イスラエル 著名人がホロコースト生存者をインスタのストーリーで紹介:若い世代にも知ってもらうために
毎年4月にはヨム・ハショアと呼ばれる、ホロコーストで犠牲になった人々を追悼する休日がある。今年は4月7日夕方から8日夕方まで。
イスラエルのエルサレムにあるヤド・バシェムは第2次大戦時にナチスドイツによって殺害されたユダヤ人らを追悼するための国立記念館。毎年ヨム・ハショアの日には、多くのユダヤ人がヤド・バシェムに集まり、ナチスドイツによって殺害された約600万人のユダヤ人犠牲者に祈りを捧げる重要な行事である。イスラエルではヨム・ハショアの日にはサイレンが2分間にわたって鳴り響き、車に乗っている人も全員が道路に降りてきて、全土でホロコースト犠牲者を追憶して黙とうをする。いつもは喧噪のイスラエル中の町が沈黙する。ホロコースト生存者の高齢者も家族と一緒に多く集まる。

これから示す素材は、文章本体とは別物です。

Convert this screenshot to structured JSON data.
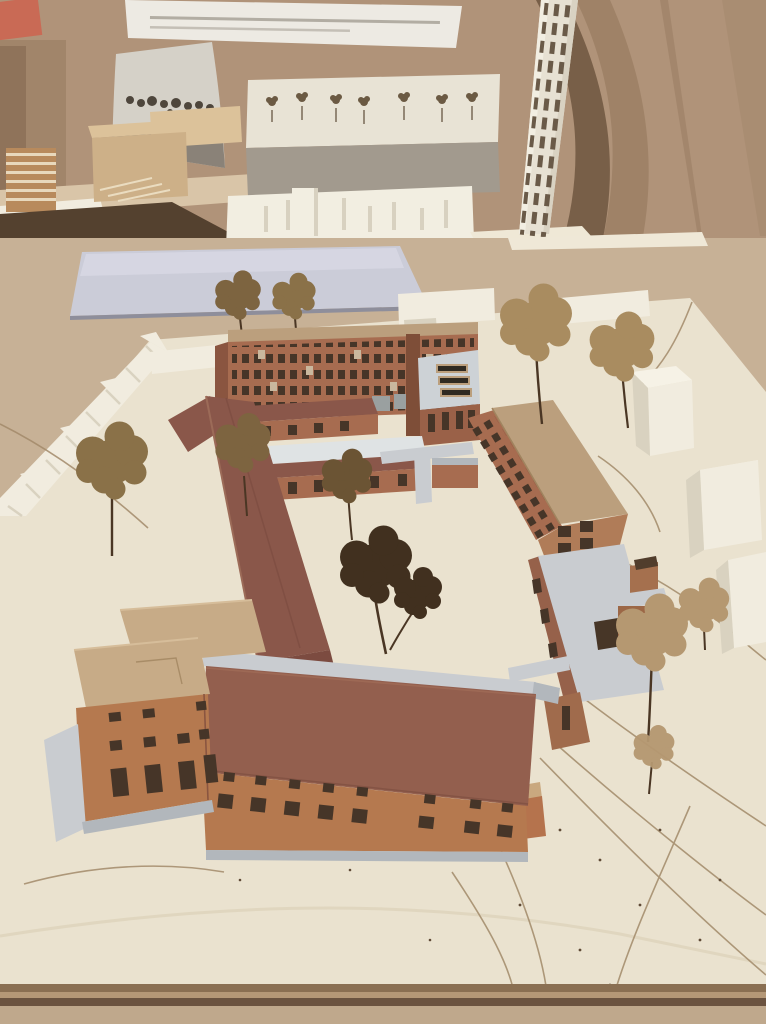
{
  "image_type": "photograph",
  "subject": "architectural cardboard site model on a studio table, kraft-paper backdrop",
  "scene": {
    "background": [
      "kraft-paper-wall",
      "pinned-note-paper",
      "red-card",
      "curved-photo-print",
      "wood-massing-blocks",
      "street-model-with-trees",
      "white-city-massing-model",
      "white-perforated-tower",
      "tower-shadow"
    ],
    "midground": [
      "table-surface",
      "lavender-paper-sheet"
    ],
    "site_model": [
      "cream-baseboard",
      "back-terracotta-building",
      "gray-roof-annex-with-skylights",
      "right-corrugated-building-tan-roof",
      "gray-roof-wing-with-tower",
      "maroon-monopitch-wing",
      "courtyard-pavilions",
      "foreground-l-shaped-building",
      "foreground-red-roof-building",
      "white-context-blocks",
      "engraved-road-lines",
      "dried-plant-trees"
    ]
  },
  "palette": {
    "wall": "#b09379",
    "wallDark": "#a1856a",
    "wallDarker": "#8f735a",
    "wallShadow": "#6e5640",
    "wallShadow2": "#8d7155",
    "table": "#c7b196",
    "tableShadow": "#54412f",
    "board": "#d9c5a8",
    "wood": "#cdb088",
    "woodLight": "#dcc29a",
    "note": "#edeae3",
    "noteLine": "#b2ada3",
    "redCard": "#c96a55",
    "photo": "#d5d1c8",
    "photoDark": "#4e463c",
    "photoMid": "#8a8278",
    "slabWhite": "#e8e3d5",
    "slabGray": "#a29a8e",
    "massing": "#f2eee1",
    "massingShade": "#d8d1c0",
    "tower": "#e7e1d3",
    "towerLight": "#f2eee2",
    "towerShade": "#d9d2c2",
    "towerWin": "#6a5a48",
    "towerBase": "#efe8d6",
    "paper": "#cbccd8",
    "paperLight": "#d6d6e2",
    "paperEdge": "#8e8e9b",
    "base": "#eae2cf",
    "baseLight": "#efe8d7",
    "baseCurve": "#dfd5bd",
    "terra": "#a76c50",
    "terraDark": "#8a5540",
    "terraLight": "#b5794f",
    "cardTan": "#bb9f7d",
    "cardTan2": "#c7ab87",
    "cardEdge": "#a0845f",
    "maroon": "#8a574a",
    "maroonDark": "#7c4b40",
    "maroonHi": "#9c6b58",
    "roofRed": "#935f4e",
    "win": "#463528",
    "glass": "#9aa0a0",
    "winLite": "#c9b89e",
    "gray": "#c9ccd0",
    "grayDark": "#b2b7bc",
    "contextWhite": "#f1ecdf",
    "contextShade": "#d9d2c0",
    "treeDark": "#41301f",
    "treeOlive": "#8a7148",
    "treeOlive2": "#7d6440",
    "treeOlive3": "#6b5434",
    "treeTan": "#a98c60",
    "treeFluff": "#b59871",
    "treeTiny": "#6b5a43",
    "trunk": "#4a3624",
    "line": "#a28a6a",
    "dot": "#5f4a36",
    "edge1": "#8a6f52",
    "edge2": "#b59877",
    "edge3": "#6b5340",
    "tableFront": "#bfa88c"
  }
}
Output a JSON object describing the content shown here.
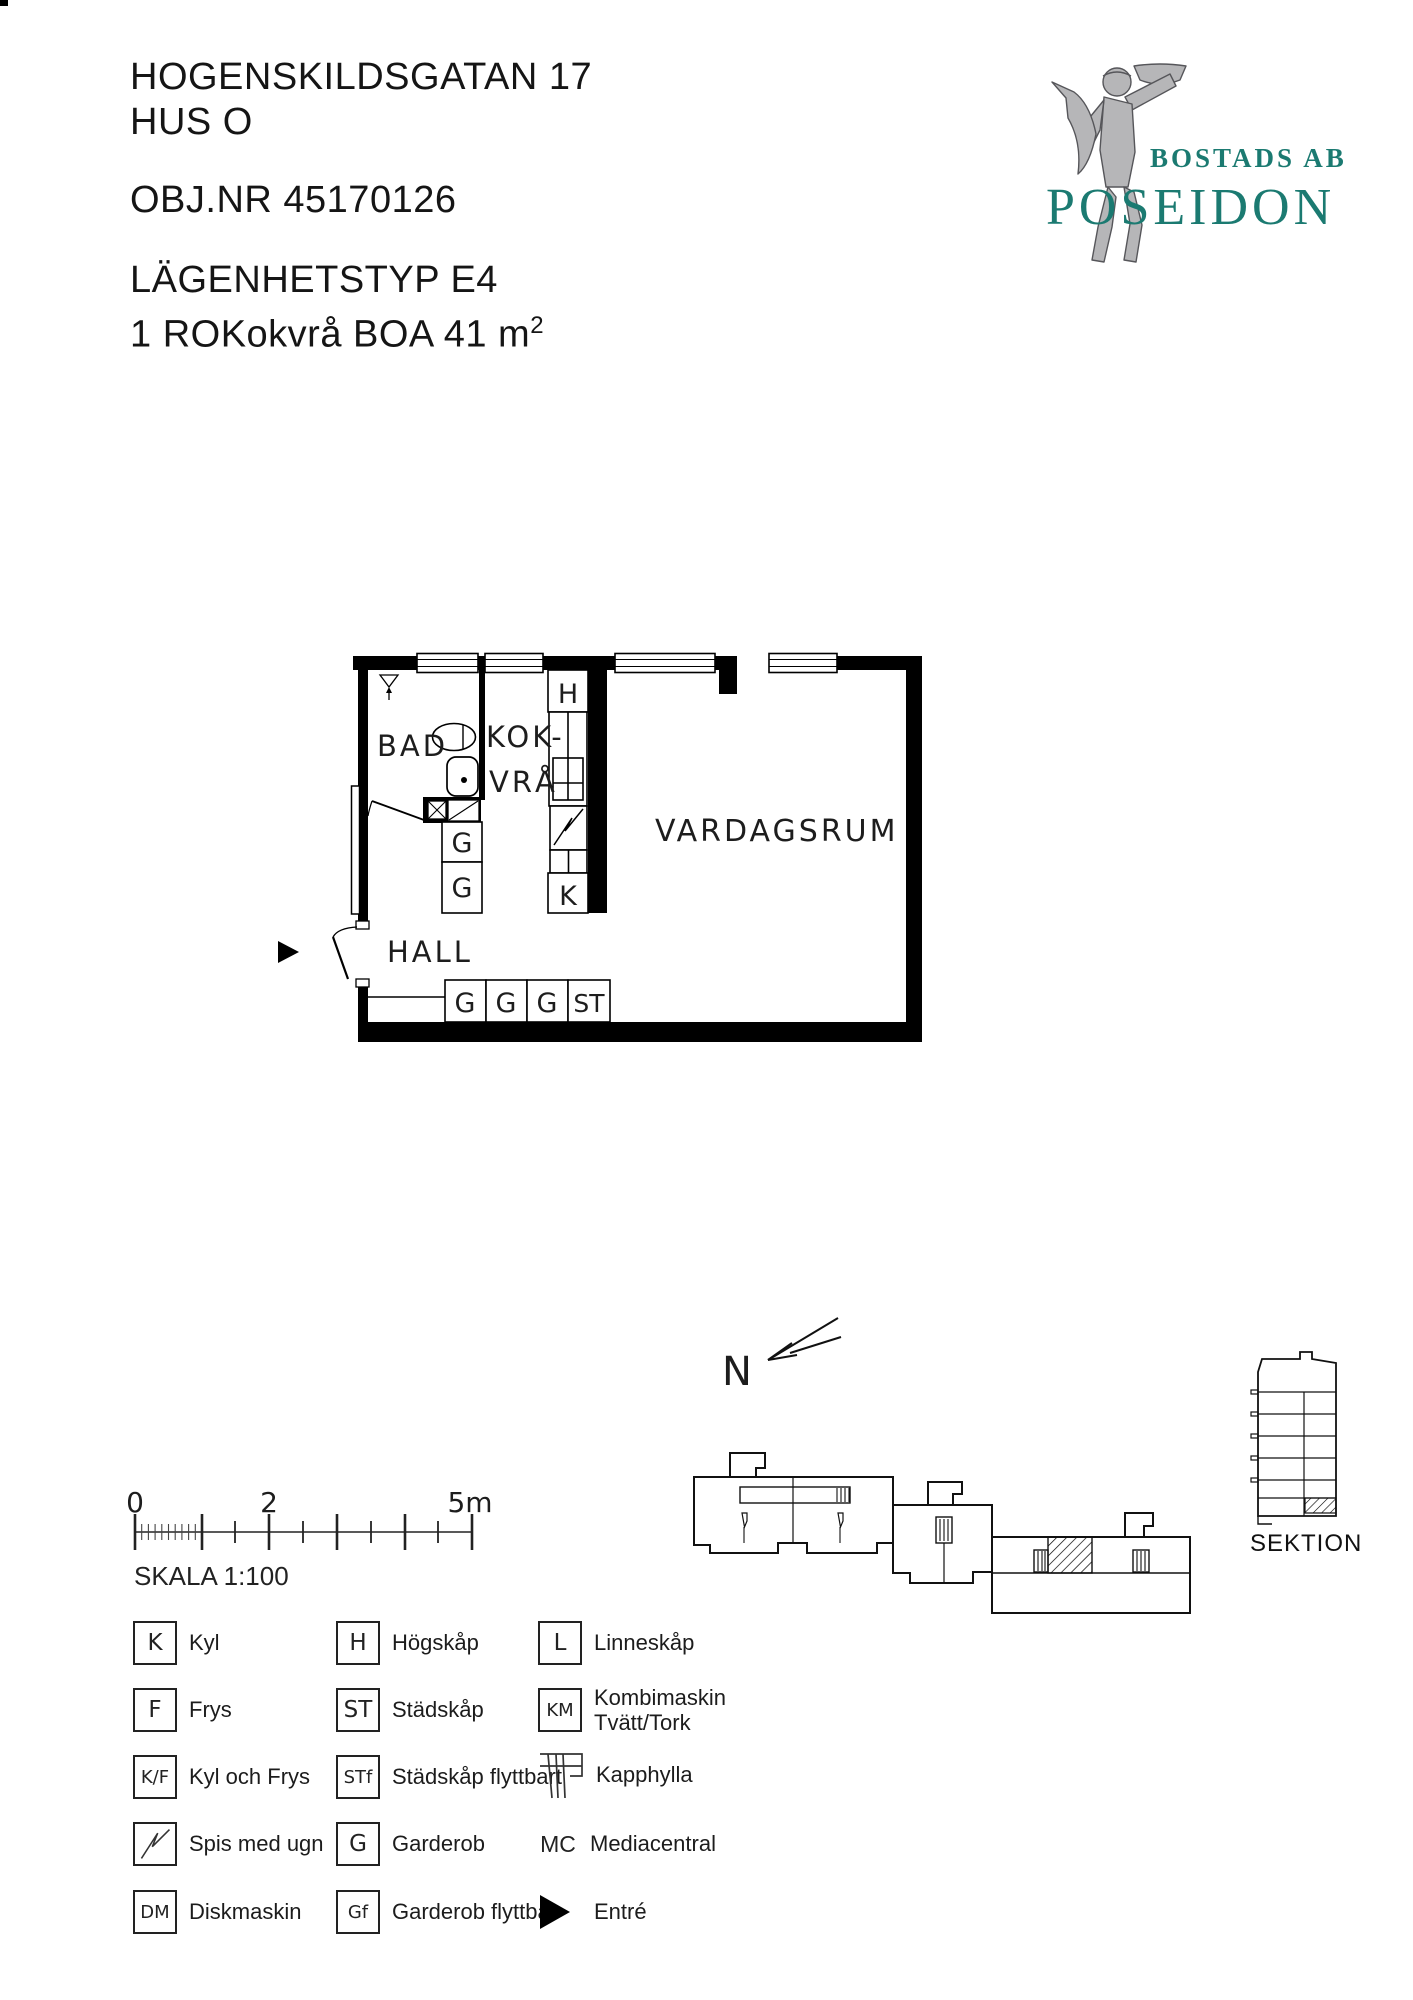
{
  "header": {
    "address_line1": "HOGENSKILDSGATAN 17",
    "address_line2": "HUS O",
    "obj_nr": "OBJ.NR 45170126",
    "type_line": "LÄGENHETSTYP E4",
    "area_line": "1 ROKokvrå BOA 41 m",
    "area_sup": "2"
  },
  "logo": {
    "company_prefix": "BOSTADS AB",
    "company_name": "POSEIDON",
    "accent_color": "#1b7a71",
    "statue_gray": "#b6b6b8"
  },
  "plan": {
    "rooms": {
      "bad": "BAD",
      "kok_line1": "KOK-",
      "kok_line2": "VRÅ",
      "vardagsrum": "VARDAGSRUM",
      "hall": "HALL"
    },
    "cabinets": {
      "h": "H",
      "k": "K",
      "g_mid1": "G",
      "g_mid2": "G",
      "row_g1": "G",
      "row_g2": "G",
      "row_g3": "G",
      "row_st": "ST"
    }
  },
  "scalebar": {
    "tick0": "0",
    "tick2": "2",
    "tick5": "5m",
    "caption": "SKALA 1:100"
  },
  "legend": {
    "items": [
      {
        "sym": "K",
        "label": "Kyl"
      },
      {
        "sym": "H",
        "label": "Högskåp"
      },
      {
        "sym": "L",
        "label": "Linneskåp"
      },
      {
        "sym": "F",
        "label": "Frys"
      },
      {
        "sym": "ST",
        "label": "Städskåp"
      },
      {
        "sym": "KM",
        "label": "Kombimaskin",
        "label2": "Tvätt/Tork"
      },
      {
        "sym": "K/F",
        "label": "Kyl och Frys"
      },
      {
        "sym": "STf",
        "label": "Städskåp flyttbart"
      },
      {
        "sym": "kapphylla-icon",
        "label": "Kapphylla"
      },
      {
        "sym": "spis-icon",
        "label": "Spis med ugn"
      },
      {
        "sym": "G",
        "label": "Garderob"
      },
      {
        "sym": "MC",
        "label": "Mediacentral"
      },
      {
        "sym": "DM",
        "label": "Diskmaskin"
      },
      {
        "sym": "Gf",
        "label": "Garderob flyttbar"
      },
      {
        "sym": "entre-icon",
        "label": "Entré"
      }
    ]
  },
  "compass": {
    "label": "N"
  },
  "section": {
    "label": "SEKTION"
  }
}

今年のヨム・ハショアの日にはインスタグラムのストーリーにイスラエルの有名なタレントや女優、インフルエンサーら20人がイスラエルに住むホロコースト生存者の高齢者とともに動画を撮影して配信する。イスラエルのモデルのネタ・アルハミステル氏は83歳のウクライナ出身のホロコースト生存者のラリッサ・リトヴァク氏を紹介。俳優のオーマー・ドロール氏はハンガリー出身のホロコースト生存者を紹介している。
「Sharing Memories(記憶の共有)」というプロジェクトで、インスタグラムを運営しているFacebookとイスラエルのNGOのLatetが立ち上げた。ホロコースト生存者の高齢化が進み、現在のイスラエルには176,000人の生存者がいる。昨年は17,000人のホロコースト生存者が死去してしまい、そのうち900人が新型コロナウィルスに感染して死亡している。イスラエルでの新型コロナウィルスでの死亡者はホロコースト生存者の88歳の方だった。
イスラエルでも生存者が年々減少しており、現在のイスラエルでも若い世代にとってはホロコーストを学校の歴史の授業でしか習ったことがなく、周囲に生存者がいなくなってきていることから、ホロコーストに対する現実感がない。そのため若者にもホロコーストの歴史や生存者のことを知ってもらうことを目的として若者に人気のインスタグラムのストーリーを活用。フォロワー数の多い有名人やタレント、インフルエンサーが自身のインスタグラムのストーリーでホロコースト生存者を紹介することによって、多くの若い世代にもホロコーストを知ってもらおうとしている。
Facebookイスラエルのマーヤン・サリン氏は「ホロコースト生存者は年々減少しており、近い将来に生存者はゼロになり、彼らの声を聞くことができなくなってしまいます。SNSを活用して彼らの経験や物語を多くの人に届けたいです」と語っている。